Do not take other medicines unless they have been discussed with your doctor. This includes prescription or nonprescription (over-the-counter [OTC]) medicines and herbal or vitamin supplements.

Side Effects

Along with its needed effects, a medicine may cause some unwanted effects. Although not all of these side effects may occur, if they do occur they may need medical attention.
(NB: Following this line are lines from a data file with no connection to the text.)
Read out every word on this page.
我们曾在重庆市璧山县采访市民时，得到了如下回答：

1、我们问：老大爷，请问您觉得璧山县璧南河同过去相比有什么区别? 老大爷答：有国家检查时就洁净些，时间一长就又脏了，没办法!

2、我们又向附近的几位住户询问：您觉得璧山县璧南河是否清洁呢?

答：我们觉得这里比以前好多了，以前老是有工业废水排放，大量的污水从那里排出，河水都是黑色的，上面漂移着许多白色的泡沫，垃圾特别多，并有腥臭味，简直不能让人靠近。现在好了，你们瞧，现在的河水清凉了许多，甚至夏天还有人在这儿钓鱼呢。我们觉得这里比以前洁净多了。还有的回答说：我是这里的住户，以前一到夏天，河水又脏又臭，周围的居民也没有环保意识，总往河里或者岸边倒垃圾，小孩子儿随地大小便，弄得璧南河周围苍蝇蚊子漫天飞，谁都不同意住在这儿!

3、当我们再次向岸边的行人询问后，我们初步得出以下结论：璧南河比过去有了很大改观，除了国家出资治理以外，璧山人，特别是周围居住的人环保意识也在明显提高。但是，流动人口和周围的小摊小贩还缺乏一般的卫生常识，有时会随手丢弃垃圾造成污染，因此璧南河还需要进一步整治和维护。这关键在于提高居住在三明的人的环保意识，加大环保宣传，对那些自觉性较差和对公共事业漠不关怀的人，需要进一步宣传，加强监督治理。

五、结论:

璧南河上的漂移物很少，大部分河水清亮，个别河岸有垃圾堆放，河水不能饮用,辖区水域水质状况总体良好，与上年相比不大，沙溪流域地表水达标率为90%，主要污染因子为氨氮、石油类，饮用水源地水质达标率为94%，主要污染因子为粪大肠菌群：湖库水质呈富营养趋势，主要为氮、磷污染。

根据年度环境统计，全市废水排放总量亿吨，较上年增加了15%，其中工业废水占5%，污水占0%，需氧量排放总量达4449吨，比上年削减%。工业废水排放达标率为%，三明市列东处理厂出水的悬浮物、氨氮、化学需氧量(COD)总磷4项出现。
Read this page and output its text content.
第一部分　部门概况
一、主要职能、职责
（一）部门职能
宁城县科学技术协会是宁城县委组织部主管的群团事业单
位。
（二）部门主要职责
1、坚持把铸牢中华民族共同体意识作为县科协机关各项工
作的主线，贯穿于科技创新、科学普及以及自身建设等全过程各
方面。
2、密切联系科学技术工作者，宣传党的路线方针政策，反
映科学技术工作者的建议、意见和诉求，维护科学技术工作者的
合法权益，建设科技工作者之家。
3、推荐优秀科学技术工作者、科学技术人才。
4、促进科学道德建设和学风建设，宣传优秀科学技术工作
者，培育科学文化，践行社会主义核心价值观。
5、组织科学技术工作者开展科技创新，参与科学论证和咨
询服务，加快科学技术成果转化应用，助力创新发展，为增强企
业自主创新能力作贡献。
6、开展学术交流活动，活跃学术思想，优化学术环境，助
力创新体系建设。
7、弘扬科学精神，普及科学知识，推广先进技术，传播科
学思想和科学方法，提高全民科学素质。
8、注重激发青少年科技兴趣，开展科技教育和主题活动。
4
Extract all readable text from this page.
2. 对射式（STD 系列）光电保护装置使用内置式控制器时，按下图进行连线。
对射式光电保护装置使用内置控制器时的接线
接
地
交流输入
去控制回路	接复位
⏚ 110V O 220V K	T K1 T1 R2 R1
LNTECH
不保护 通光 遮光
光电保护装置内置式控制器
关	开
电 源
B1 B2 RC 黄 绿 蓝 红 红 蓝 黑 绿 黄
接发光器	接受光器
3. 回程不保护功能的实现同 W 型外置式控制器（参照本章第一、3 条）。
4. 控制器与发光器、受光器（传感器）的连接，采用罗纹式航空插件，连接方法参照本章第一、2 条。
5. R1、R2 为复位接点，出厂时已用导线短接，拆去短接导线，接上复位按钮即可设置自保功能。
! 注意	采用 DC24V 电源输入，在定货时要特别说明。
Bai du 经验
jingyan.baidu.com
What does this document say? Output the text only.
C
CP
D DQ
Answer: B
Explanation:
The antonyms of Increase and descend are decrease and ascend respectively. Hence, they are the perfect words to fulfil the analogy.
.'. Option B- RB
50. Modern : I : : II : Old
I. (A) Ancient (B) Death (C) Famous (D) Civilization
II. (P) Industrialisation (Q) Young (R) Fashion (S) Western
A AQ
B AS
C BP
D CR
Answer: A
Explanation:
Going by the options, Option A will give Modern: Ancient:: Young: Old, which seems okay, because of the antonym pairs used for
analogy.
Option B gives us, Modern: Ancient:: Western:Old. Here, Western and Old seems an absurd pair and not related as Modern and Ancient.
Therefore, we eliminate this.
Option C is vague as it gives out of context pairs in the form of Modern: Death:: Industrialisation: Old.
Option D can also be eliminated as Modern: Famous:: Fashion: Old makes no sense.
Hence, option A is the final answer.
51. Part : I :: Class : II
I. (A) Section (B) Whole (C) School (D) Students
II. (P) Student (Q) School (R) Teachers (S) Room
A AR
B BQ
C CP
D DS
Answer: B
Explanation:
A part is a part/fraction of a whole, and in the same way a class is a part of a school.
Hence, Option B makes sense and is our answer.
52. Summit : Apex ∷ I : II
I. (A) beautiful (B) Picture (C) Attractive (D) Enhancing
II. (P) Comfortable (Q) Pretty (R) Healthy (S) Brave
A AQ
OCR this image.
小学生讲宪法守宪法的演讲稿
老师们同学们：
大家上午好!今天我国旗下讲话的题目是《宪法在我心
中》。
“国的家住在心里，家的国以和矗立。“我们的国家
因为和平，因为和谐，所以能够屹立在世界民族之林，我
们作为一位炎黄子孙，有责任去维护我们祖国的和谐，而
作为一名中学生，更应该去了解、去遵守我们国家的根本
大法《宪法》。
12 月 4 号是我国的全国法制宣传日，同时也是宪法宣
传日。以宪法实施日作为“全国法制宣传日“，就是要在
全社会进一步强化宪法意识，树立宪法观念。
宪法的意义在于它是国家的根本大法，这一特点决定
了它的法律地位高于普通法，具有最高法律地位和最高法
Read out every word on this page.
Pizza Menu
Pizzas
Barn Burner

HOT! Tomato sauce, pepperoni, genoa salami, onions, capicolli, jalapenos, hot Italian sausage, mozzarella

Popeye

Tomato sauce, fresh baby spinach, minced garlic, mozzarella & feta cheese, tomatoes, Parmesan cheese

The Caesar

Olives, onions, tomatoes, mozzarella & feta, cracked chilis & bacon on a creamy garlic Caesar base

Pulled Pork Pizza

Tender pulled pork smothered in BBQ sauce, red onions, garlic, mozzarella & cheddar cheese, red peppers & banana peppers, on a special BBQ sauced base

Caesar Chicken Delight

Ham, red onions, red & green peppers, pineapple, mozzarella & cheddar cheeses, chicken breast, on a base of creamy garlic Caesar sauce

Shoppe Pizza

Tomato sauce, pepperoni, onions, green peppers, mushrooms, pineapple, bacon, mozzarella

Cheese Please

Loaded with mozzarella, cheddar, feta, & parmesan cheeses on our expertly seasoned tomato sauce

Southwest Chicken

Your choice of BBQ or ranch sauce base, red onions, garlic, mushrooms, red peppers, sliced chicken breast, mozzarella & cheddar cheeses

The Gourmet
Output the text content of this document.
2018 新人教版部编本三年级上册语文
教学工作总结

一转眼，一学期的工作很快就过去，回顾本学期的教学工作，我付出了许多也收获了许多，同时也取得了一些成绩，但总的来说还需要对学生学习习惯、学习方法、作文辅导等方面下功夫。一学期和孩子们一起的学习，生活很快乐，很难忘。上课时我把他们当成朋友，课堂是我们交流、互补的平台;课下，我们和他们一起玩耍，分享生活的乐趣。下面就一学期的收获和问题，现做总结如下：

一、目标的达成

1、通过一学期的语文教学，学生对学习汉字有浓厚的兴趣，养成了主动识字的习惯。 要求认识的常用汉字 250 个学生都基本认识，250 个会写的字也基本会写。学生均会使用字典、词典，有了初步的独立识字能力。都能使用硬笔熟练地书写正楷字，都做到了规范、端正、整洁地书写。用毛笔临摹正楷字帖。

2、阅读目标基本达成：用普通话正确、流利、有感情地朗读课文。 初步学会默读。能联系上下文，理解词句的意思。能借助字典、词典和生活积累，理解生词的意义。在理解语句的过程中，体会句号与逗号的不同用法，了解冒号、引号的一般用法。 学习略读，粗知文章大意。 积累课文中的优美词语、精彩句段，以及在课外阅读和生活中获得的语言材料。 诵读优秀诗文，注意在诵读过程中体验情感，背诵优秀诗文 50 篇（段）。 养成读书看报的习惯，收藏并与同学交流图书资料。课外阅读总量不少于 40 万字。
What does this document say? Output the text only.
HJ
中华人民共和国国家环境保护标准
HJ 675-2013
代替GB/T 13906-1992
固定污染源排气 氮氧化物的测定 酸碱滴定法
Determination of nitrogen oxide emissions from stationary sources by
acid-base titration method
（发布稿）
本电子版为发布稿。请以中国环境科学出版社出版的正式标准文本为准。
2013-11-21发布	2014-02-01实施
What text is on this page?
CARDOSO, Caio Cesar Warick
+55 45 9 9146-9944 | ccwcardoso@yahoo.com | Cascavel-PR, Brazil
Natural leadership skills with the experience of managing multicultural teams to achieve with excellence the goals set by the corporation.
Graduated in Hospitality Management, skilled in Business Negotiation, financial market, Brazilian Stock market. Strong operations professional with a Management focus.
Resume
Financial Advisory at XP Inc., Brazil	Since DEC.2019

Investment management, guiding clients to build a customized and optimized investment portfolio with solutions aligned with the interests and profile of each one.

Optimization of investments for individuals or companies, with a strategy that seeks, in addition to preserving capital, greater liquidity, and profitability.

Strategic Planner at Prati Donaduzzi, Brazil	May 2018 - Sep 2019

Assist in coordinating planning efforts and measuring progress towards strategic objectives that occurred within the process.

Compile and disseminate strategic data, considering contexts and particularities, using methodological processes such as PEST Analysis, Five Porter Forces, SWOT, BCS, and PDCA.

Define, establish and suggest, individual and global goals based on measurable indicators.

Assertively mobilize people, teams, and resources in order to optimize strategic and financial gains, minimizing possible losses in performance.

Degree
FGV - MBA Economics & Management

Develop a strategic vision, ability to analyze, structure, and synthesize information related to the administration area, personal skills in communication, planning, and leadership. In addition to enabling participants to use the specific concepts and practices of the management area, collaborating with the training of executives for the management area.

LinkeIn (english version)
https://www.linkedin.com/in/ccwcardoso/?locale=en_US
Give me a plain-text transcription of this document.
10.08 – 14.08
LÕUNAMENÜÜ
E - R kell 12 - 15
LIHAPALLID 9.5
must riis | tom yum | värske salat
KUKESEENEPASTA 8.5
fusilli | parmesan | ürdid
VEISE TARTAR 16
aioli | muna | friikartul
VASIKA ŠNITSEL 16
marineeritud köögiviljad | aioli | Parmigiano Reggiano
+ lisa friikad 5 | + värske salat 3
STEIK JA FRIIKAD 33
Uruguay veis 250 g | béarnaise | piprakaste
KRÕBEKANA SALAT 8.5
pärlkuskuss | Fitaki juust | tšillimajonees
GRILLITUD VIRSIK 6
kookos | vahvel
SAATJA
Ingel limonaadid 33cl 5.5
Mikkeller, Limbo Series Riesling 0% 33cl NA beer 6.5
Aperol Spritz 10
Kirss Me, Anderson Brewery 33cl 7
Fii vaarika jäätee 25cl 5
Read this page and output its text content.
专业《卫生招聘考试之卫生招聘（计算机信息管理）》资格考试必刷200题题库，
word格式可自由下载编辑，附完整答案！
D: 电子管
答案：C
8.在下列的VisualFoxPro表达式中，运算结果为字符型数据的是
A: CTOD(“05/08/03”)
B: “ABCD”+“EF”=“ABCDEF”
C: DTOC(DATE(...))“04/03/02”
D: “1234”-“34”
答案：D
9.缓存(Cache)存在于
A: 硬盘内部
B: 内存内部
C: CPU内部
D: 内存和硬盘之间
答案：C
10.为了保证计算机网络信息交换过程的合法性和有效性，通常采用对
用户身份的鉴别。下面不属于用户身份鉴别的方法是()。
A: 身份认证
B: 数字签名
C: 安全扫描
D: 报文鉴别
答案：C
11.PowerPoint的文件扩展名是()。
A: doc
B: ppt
Check with your doctor immediately if any of the following side effects occur:

More common

  1. Bladder pain
  2. bleeding gums
  3. bloating or swelling of the face, arms, hands, lower legs, or feet
  4. blood in the urine or stools
  5. blurred vision or other change in vision
  6. chest pain or discomfort
  7. chills
  8. cloudy urine
  9. confusion
  10. constipation
  11. cough
  12. coughing up blood
  13. decreased frequency or amount of urine
  14. depressed mood
  15. diarrhea
  16. difficulty with breathing or swallowing
  17. dilated neck veins
  18. dizziness, faintness, or lightheadedness when getting up suddenly from a lying or sitting position
  19. dry skin and hair
  20. extreme tiredness or weakness
  21. fainting
  22. feeling cold
  23. fever
  24. hair loss
  25. hoarseness or husky voice
  26. increase in heart rate
  27. increased menstrual flow or vaginal bleeding
  28. lower back or side pain
  29. muscle cramps in the hands, arms, feet, legs, or face
  30. muscle stiffness
  31. nervousness
  32. nosebleeds
  33. numbness and tingling around the mouth, fingertips, or feet
  34. painful or difficult urination
  35. pale skin
  36. paralysis
  37. pinpoint red spots on the skin
  38. pounding in the ears
  39. prolonged bleeding from cuts
  40. rapid or irregular breathing
  41. rapid weight gain
  42. red or black, tarry stools
  43. red or dark brown urine
  44. redness, swelling, or pain of the skin
  45. scaling of the skin on the hands and feet
  46. severe headache
  47. slow or fast heartbeat
  48. sore throat
  49. stomach pain and bloating
  50. swelling of the face, fingers, feet, or lower legs
  51. tingling of the hands or feet
  52. tremor
  53. ulceration of the skin
  54. ulcers, sores, or white spots in the mouth
  55. unusual bleeding or bruising
  56. unusual tiredness or weakness
  57. unusual weight gain or loss
  58. vomiting
  59. wrinkled skin

Less common

  1. Clay-colored stools
  2. difficulty with speaking
  3. heartburn or indigestion
  4. inability to move the arms, legs, or facial muscles
  5. pain or discomfort in the arms, jaw, back, or neck
  6. severe abdominal or stomach pain, cramping, or burning
  7. stomach pain or tenderness
  8. troubled breathing with exertion
  9. vomiting of material that looks like coffee grounds
  10. yellow eyes or skin

Incidence not known

  1. Abnormal small opening
  2. impaired wound healing
  3. loss of appetite
  4. severe nausea or vomiting

Some side effects may occur that usually do not need medical attention. These side effects may go away during treatment as your body adjusts to the medicine. Also, your health care professional may be able to tell you about ways to prevent or reduce some of these side effects. Check with your health care professional if any of the following side effects continue or are bothersome or if you have any questions about them:

More common

  1. Belching
  2. change or loss of taste
  3. decreased weight
  4. dry mouth
  5. hair loss or thinning of the hair
  6. itching or skin rash
  7. muscle or joint pain
  8. swelling or inflammation of the mouth
  9. trouble sleeping
  10. voice changes

Other side effects not listed may also occur in some patients. If you notice any other effects, check with your healthcare professional.

Call your doctor for medical advice about side effects. You may report side effects to the FDA at 1-800-FDA-1088.